Sementara itu, Ketua DPRD Kabupaten Sukabumi Yudha Sukmagara mengaku tentu nanti akan ada evaluasi dari Satgas Covid-19 Kabupaten Sukabumi menjelang akhir masa PPKM. Namun sejauh ini, dirinya menilai dari awal PPKM persiapan dari pemerintah dalam rangka penanggulangan Covid ada peningkatan baik.
“Ruang isolasi di Saung Geulis sudah disiapkan. Kemudian kesiapan dari rumah sakit juga suplai untuk pasien sudah disiapkan. Cuma kemarin kami melihat ada kesulitan oksigen, tetapi sudah dikoordinasikan dengan Jawa Barat,” ucap Yudha.
Politisi Partai Gerindra ini menegaskan, pastinya akan ada beberapa rekomendasi dari DPRD untuk pemerintah daerah. Salah satunya adalah yang paling krusial yaitu bagaimana pendistribusian bantuan-bantuan sosial.
“Kami khawatir ada data-data yang kurang failid. Jadinya nanti penerima manfaat ini, masyarakat yang betul-betul membutuhkan. Ini perlu ada kehati-hatian agar pendistribusian bantuan tepat sasaran. Dan saya rasa, pemerintah daerah pun juga konsen terhadap itu. Sebab, dengan adanya Covid-19, banyak masyarakat secara ekonomi mengalami penurunan, sehingga perlu diberikan bantuan sosial tersebut,” ungkapnya.
Selain itu, Yudha menilai selama PPKM masyarakat sudah memahami bahwa Covid-19 ini harus dilawan bersama-sama. “Masyarakat juga sudah aware (menyadari), sudah tahu covid perlu dilawan bersama-sama, tidak hanya unsur pemerintah, TNI dan Polri saja. Tetapi masyarakat pun sekarang sudah mengikuti,” jelasnya.
Ia juga mengucapkan terima kasih kepada masyarakat karena selama PPKM telah mengikuti aturan-atruan dari pemerintah. “Saya juga atas nama DPRD Kabupaten Sukabumi memohon maaf apabila kami tidak melakukan kinerja kami secara maksimal. Tetapi kami berharap, PPKM ini tidak ada lagi perpanjangan dan juga kami berharap covid terus menurun dan segera hilang dari Indonesia khususnya Sukabumi,” pungkasnya.

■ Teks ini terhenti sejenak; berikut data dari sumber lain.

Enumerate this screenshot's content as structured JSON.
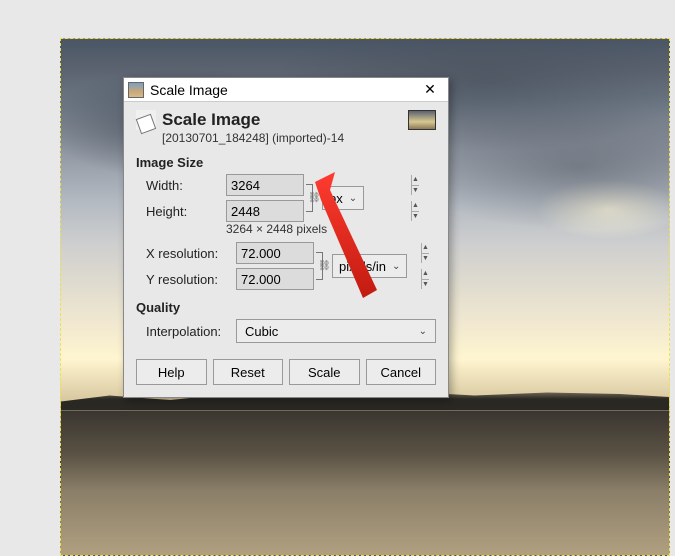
{
  "titlebar": {
    "title": "Scale Image"
  },
  "header": {
    "title": "Scale Image",
    "subtitle": "[20130701_184248] (imported)-14"
  },
  "sections": {
    "image_size": "Image Size",
    "quality": "Quality"
  },
  "labels": {
    "width": "Width:",
    "height": "Height:",
    "xres": "X resolution:",
    "yres": "Y resolution:",
    "interpolation": "Interpolation:"
  },
  "values": {
    "width": "3264",
    "height": "2448",
    "xres": "72.000",
    "yres": "72.000",
    "dims_text": "3264 × 2448 pixels"
  },
  "units": {
    "size": "px",
    "resolution": "pixels/in"
  },
  "interpolation": "Cubic",
  "buttons": {
    "help": "Help",
    "reset": "Reset",
    "scale": "Scale",
    "cancel": "Cancel"
  }
}
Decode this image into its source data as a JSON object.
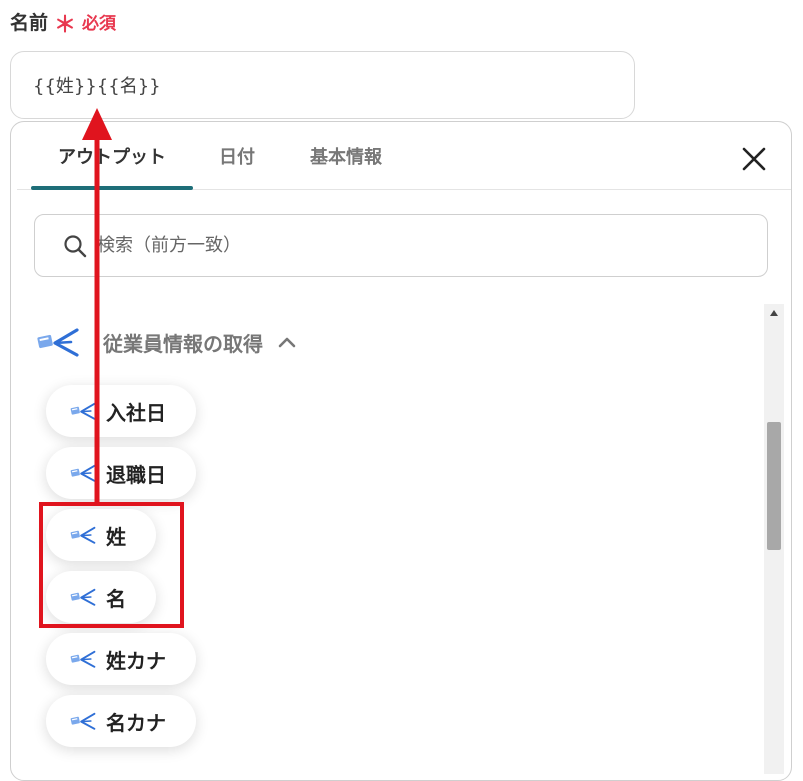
{
  "field": {
    "label": "名前",
    "required_mark": "＊",
    "required_text": "必須",
    "value": "{{姓}}{{名}}"
  },
  "tabs": [
    {
      "label": "アウトプット",
      "active": true
    },
    {
      "label": "日付",
      "active": false
    },
    {
      "label": "基本情報",
      "active": false
    }
  ],
  "search": {
    "placeholder": "検索（前方一致）"
  },
  "group": {
    "title": "従業員情報の取得",
    "icon": "app-arrow-icon"
  },
  "items": [
    {
      "label": "入社日"
    },
    {
      "label": "退職日"
    },
    {
      "label": "姓"
    },
    {
      "label": "名"
    },
    {
      "label": "姓カナ"
    },
    {
      "label": "名カナ"
    }
  ],
  "colors": {
    "accent": "#1e6e78",
    "required": "#e8384f",
    "annotation": "#e0141e",
    "icon_blue": "#2f6fd6"
  }
}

Selain itu, hasil monitoring yang dilakukan selama perpanjangan PPKM Level 3 di wilayah Kabupaten Sukabumi, Yudha menyoroti soal prioritas vaksinasi untuk tenaga kerja atau buruh. Pemerintah daerah perlu memprioritaskan vaksinasi Covid-19 untuk para buruh di Kabupaten Sukabumi. Sebab, intensitas kerja buruh cukup besar dan banyaknya industri di Sukabumi.
“Hasil monitoring ke sejumlah wilayah termasuk ke tempat-tempat industri, serta kepada serikat buruh, mereka menyampaikan ingin ada sebuah prioritas vaksinasi untuk para tenaga kerja. Karena tenaga kerja merupakan kelompok yang memang perlu diberikan vaksinasi dengan intensitas kerjanya yang tinggi,” pintanya.
Jika tenaga kerja atau buruh di pabrik-pabrik atau industri di Kabupaten Sukabumi belum divaksinasi, ia khawatir akan ada kluster tenaga kerja. Dirinya mengaku sempat mendapat kabar akan ada vaksinasi gotong royong, tetapi itu berlum terlaksana.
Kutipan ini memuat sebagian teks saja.